DERNIÈRE MINUTE : Merz échoue à devenir chancelier dès le premier tour au Bundestag à 6 voix près : que va-t-il se passer maintenant ?

Friedrich Merz a tiré les leçons de la profonde mutation que traversent les États-Unis d’Amérique. Pour la première fois depuis la guerre, un chancelier allemand exhorte les Européens à devenir indépendants de Washington et à se préparer à un monde sans OTAN. La Pologne est également consciente de l’ampleur du défi sécuritaire et, après avoir négligé pendant des années l’intégration européenne en matière de défense, Varsovie souhaite enfin ouvrir la discussion sur la possibilité de se placer sous le parapluie nucléaire français 1. Même le Danemark, pays connu pour sa rigueur budgétaire, qui bénéficiait jusqu’en 2022 d’une clause d’exemption de la politique européenne de sécurité et de défense commune, souhaite désormais que l’Union augmente la dette commune pour financer sa défense collective.

Alors que le monde est entré dans une phase de ruptures, l’Union pourrait être à l’aube d’une étape historique : un moment « Philadelphie » à l’échelle européenne, en matière d’intégration défensive, budgétaire et politique.
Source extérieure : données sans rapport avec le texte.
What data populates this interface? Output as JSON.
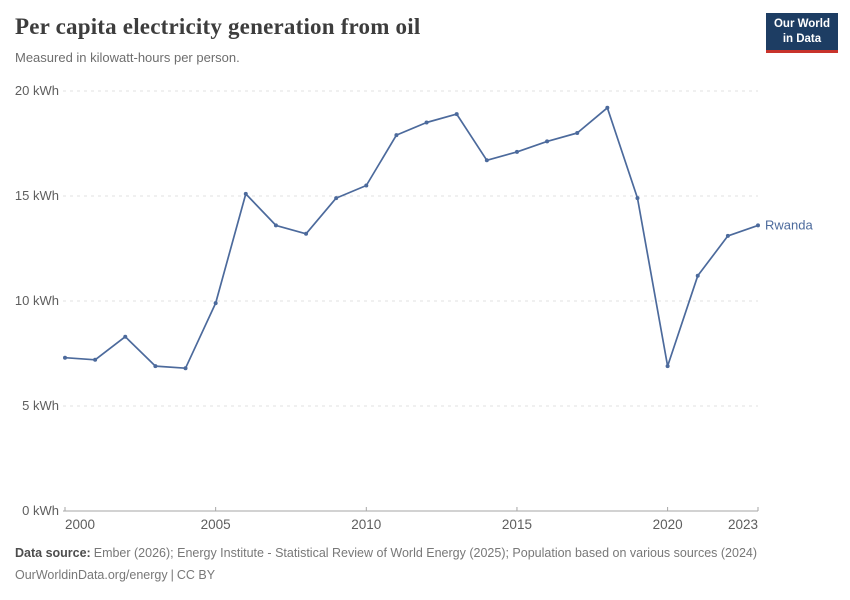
{
  "header": {
    "title": "Per capita electricity generation from oil",
    "subtitle": "Measured in kilowatt-hours per person."
  },
  "logo": {
    "line1": "Our World",
    "line2": "in Data",
    "bg_color": "#1d3d63",
    "accent_color": "#c8332b"
  },
  "chart_data": {
    "type": "line",
    "title": "Per capita electricity generation from oil",
    "unit": "kWh",
    "x": [
      2000,
      2001,
      2002,
      2003,
      2004,
      2005,
      2006,
      2007,
      2008,
      2009,
      2010,
      2011,
      2012,
      2013,
      2014,
      2015,
      2016,
      2017,
      2018,
      2019,
      2020,
      2021,
      2022,
      2023
    ],
    "series": [
      {
        "name": "Rwanda",
        "color": "#4c6a9c",
        "values": [
          7.3,
          7.2,
          8.3,
          6.9,
          6.8,
          9.9,
          15.1,
          13.6,
          13.2,
          14.9,
          15.5,
          17.9,
          18.5,
          18.9,
          16.7,
          17.1,
          17.6,
          18.0,
          19.2,
          14.9,
          6.9,
          11.2,
          13.1,
          13.6
        ]
      }
    ],
    "xlim": [
      2000,
      2023
    ],
    "ylim": [
      0,
      20
    ],
    "xticks": [
      2000,
      2005,
      2010,
      2015,
      2020,
      2023
    ],
    "yticks": [
      0,
      5,
      10,
      15,
      20
    ],
    "ytick_suffix": " kWh",
    "grid": "horizontal-dashed",
    "legend_position": "end-of-line-label"
  },
  "colors": {
    "line": "#4c6a9c",
    "grid": "#e0e0e0",
    "axis": "#a6a6a6",
    "tick_text": "#5e5e5e"
  },
  "footer": {
    "source_label": "Data source:",
    "source_text": "Ember (2026); Energy Institute - Statistical Review of World Energy (2025); Population based on various sources (2024)",
    "link": "OurWorldinData.org/energy",
    "separator": "|",
    "license": "CC BY"
  }
}
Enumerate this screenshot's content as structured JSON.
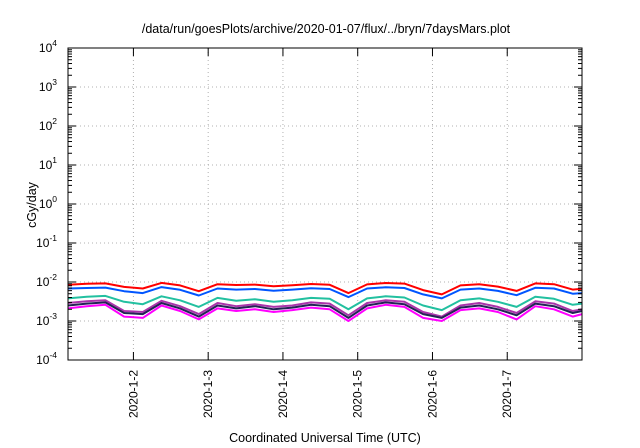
{
  "chart_data": {
    "type": "line",
    "title": "/data/run/goesPlots/archive/2020-01-07/flux/../bryn/7daysMars.plot",
    "xlabel": "Coordinated Universal Time (UTC)",
    "ylabel": "cGy/day",
    "yscale": "log",
    "ylim": [
      0.0001,
      10000
    ],
    "y_tick_labels": [
      {
        "base": "10",
        "exp": "-4"
      },
      {
        "base": "10",
        "exp": "-3"
      },
      {
        "base": "10",
        "exp": "-2"
      },
      {
        "base": "10",
        "exp": "-1"
      },
      {
        "base": "10",
        "exp": "0"
      },
      {
        "base": "10",
        "exp": "1"
      },
      {
        "base": "10",
        "exp": "2"
      },
      {
        "base": "10",
        "exp": "3"
      },
      {
        "base": "10",
        "exp": "4"
      }
    ],
    "xlim": [
      "2020-01-01T03:00",
      "2020-01-08T00:00"
    ],
    "x_tick_labels": [
      "2020-1-2",
      "2020-1-3",
      "2020-1-4",
      "2020-1-5",
      "2020-1-6",
      "2020-1-7"
    ],
    "grid": true,
    "x": [
      "2020-01-01T03:00",
      "2020-01-01T09:00",
      "2020-01-01T15:00",
      "2020-01-01T21:00",
      "2020-01-02T03:00",
      "2020-01-02T09:00",
      "2020-01-02T15:00",
      "2020-01-02T21:00",
      "2020-01-03T03:00",
      "2020-01-03T09:00",
      "2020-01-03T15:00",
      "2020-01-03T21:00",
      "2020-01-04T03:00",
      "2020-01-04T09:00",
      "2020-01-04T15:00",
      "2020-01-04T21:00",
      "2020-01-05T03:00",
      "2020-01-05T09:00",
      "2020-01-05T15:00",
      "2020-01-05T21:00",
      "2020-01-06T03:00",
      "2020-01-06T09:00",
      "2020-01-06T15:00",
      "2020-01-06T21:00",
      "2020-01-07T03:00",
      "2020-01-07T09:00",
      "2020-01-07T15:00",
      "2020-01-07T21:00",
      "2020-01-08T00:00"
    ],
    "series": [
      {
        "color": "#ff0000",
        "values": [
          0.0085,
          0.009,
          0.0092,
          0.0075,
          0.0068,
          0.0095,
          0.0082,
          0.0058,
          0.0088,
          0.0084,
          0.0086,
          0.0078,
          0.0083,
          0.0089,
          0.0085,
          0.0052,
          0.0087,
          0.0094,
          0.0091,
          0.0062,
          0.0048,
          0.0082,
          0.0088,
          0.0076,
          0.0059,
          0.0092,
          0.0088,
          0.0064,
          0.0067
        ]
      },
      {
        "color": "#0055ff",
        "values": [
          0.0068,
          0.007,
          0.0072,
          0.0058,
          0.0052,
          0.0074,
          0.0063,
          0.0045,
          0.0068,
          0.0064,
          0.0066,
          0.006,
          0.0064,
          0.0069,
          0.0066,
          0.0041,
          0.0068,
          0.0073,
          0.007,
          0.0048,
          0.0038,
          0.0064,
          0.0068,
          0.0059,
          0.0046,
          0.0071,
          0.0068,
          0.005,
          0.0052
        ]
      },
      {
        "color": "#22c0a0",
        "values": [
          0.0038,
          0.0042,
          0.0044,
          0.0031,
          0.0027,
          0.0043,
          0.0034,
          0.0023,
          0.0039,
          0.0033,
          0.0036,
          0.0031,
          0.0034,
          0.0039,
          0.0037,
          0.002,
          0.0038,
          0.0043,
          0.004,
          0.0025,
          0.0019,
          0.0034,
          0.0038,
          0.0031,
          0.0023,
          0.0042,
          0.0037,
          0.0026,
          0.0028
        ]
      },
      {
        "color": "#aa33aa",
        "values": [
          0.0029,
          0.0032,
          0.0034,
          0.0018,
          0.0017,
          0.0033,
          0.0024,
          0.0015,
          0.0029,
          0.0024,
          0.0027,
          0.0023,
          0.0025,
          0.003,
          0.0028,
          0.0014,
          0.0029,
          0.0034,
          0.0031,
          0.0017,
          0.0013,
          0.0025,
          0.0029,
          0.0023,
          0.0016,
          0.0032,
          0.0028,
          0.0018,
          0.002
        ]
      },
      {
        "color": "#222255",
        "values": [
          0.0025,
          0.0028,
          0.003,
          0.0016,
          0.0015,
          0.0029,
          0.0021,
          0.0013,
          0.0025,
          0.0021,
          0.0024,
          0.002,
          0.0022,
          0.0026,
          0.0024,
          0.0012,
          0.0025,
          0.003,
          0.0027,
          0.0015,
          0.0012,
          0.0022,
          0.0025,
          0.002,
          0.0014,
          0.0028,
          0.0024,
          0.0016,
          0.0018
        ]
      },
      {
        "color": "#ff00ff",
        "values": [
          0.0021,
          0.0024,
          0.0026,
          0.0013,
          0.0012,
          0.0025,
          0.0018,
          0.0011,
          0.0021,
          0.0018,
          0.002,
          0.0017,
          0.0019,
          0.0022,
          0.002,
          0.001,
          0.0021,
          0.0026,
          0.0023,
          0.0012,
          0.001,
          0.0019,
          0.0021,
          0.0017,
          0.0011,
          0.0024,
          0.002,
          0.0013,
          0.0015
        ]
      }
    ]
  }
}
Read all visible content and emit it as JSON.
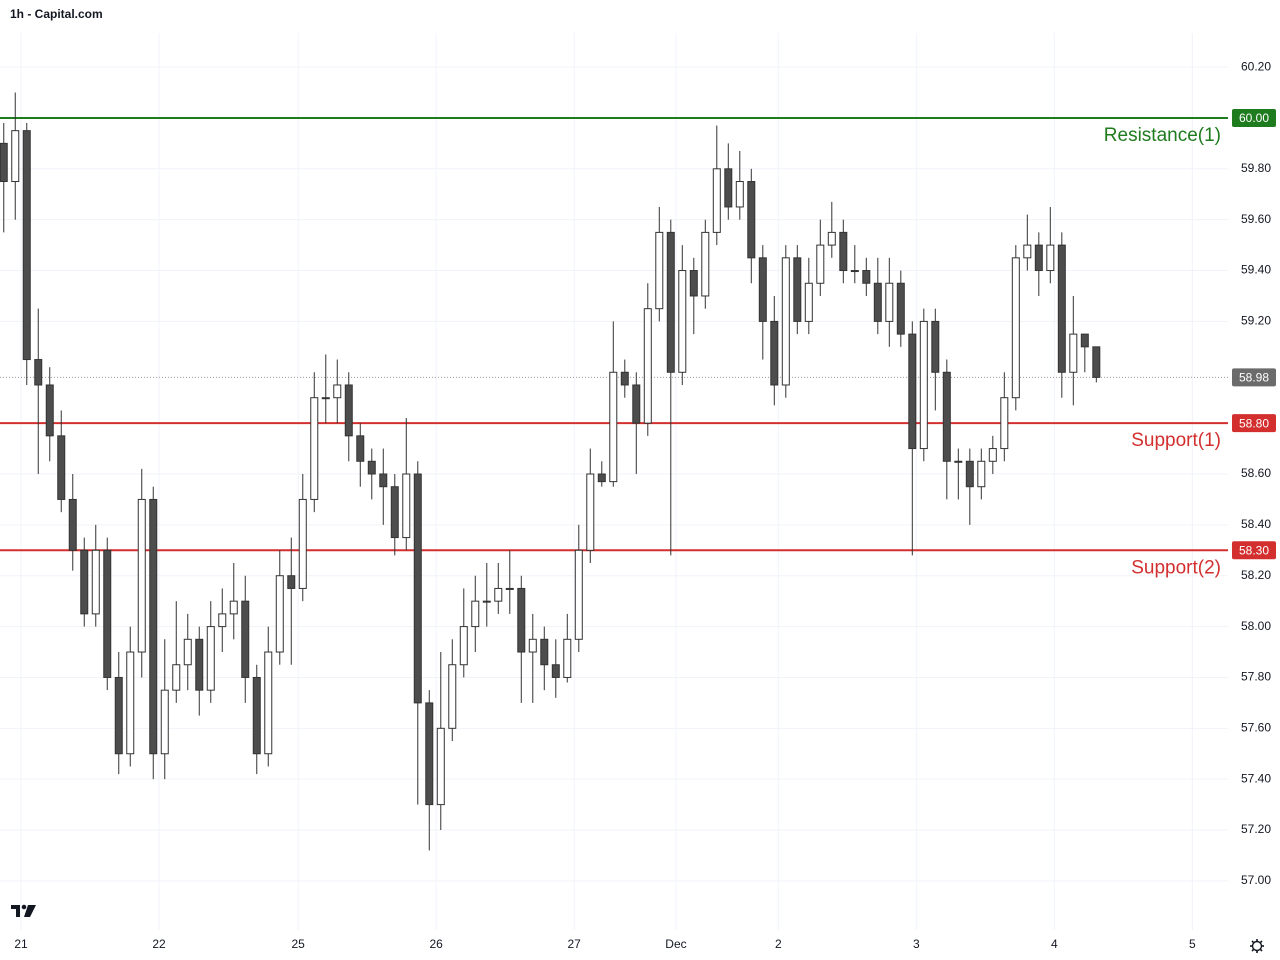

Cette bifurcation dépendra cependant en grande partie de la capacité de la France et de l’Allemagne à faire ensemble un grand pas en avant.

Avec Friedrich Merz et Emmanuel Macron, les deux États membres les plus importants de l’Union ont à leur tête les dirigeants les plus pro-européens depuis le début des années 1990.

Shahin Vallée et Joseph de Weck

Le contexte n’est pas facile. Depuis quelques années, et notamment sous la mandature du chancelier Scholz, les relations franco-allemandes ont été marquées par des tensions, de l’acrimonie et de la méfiance. Berlin ne voyait guère l’intérêt de construire une Europe capable de stimuler la croissance et de se défendre — la plus grande économie européenne se portait très bien toute seule.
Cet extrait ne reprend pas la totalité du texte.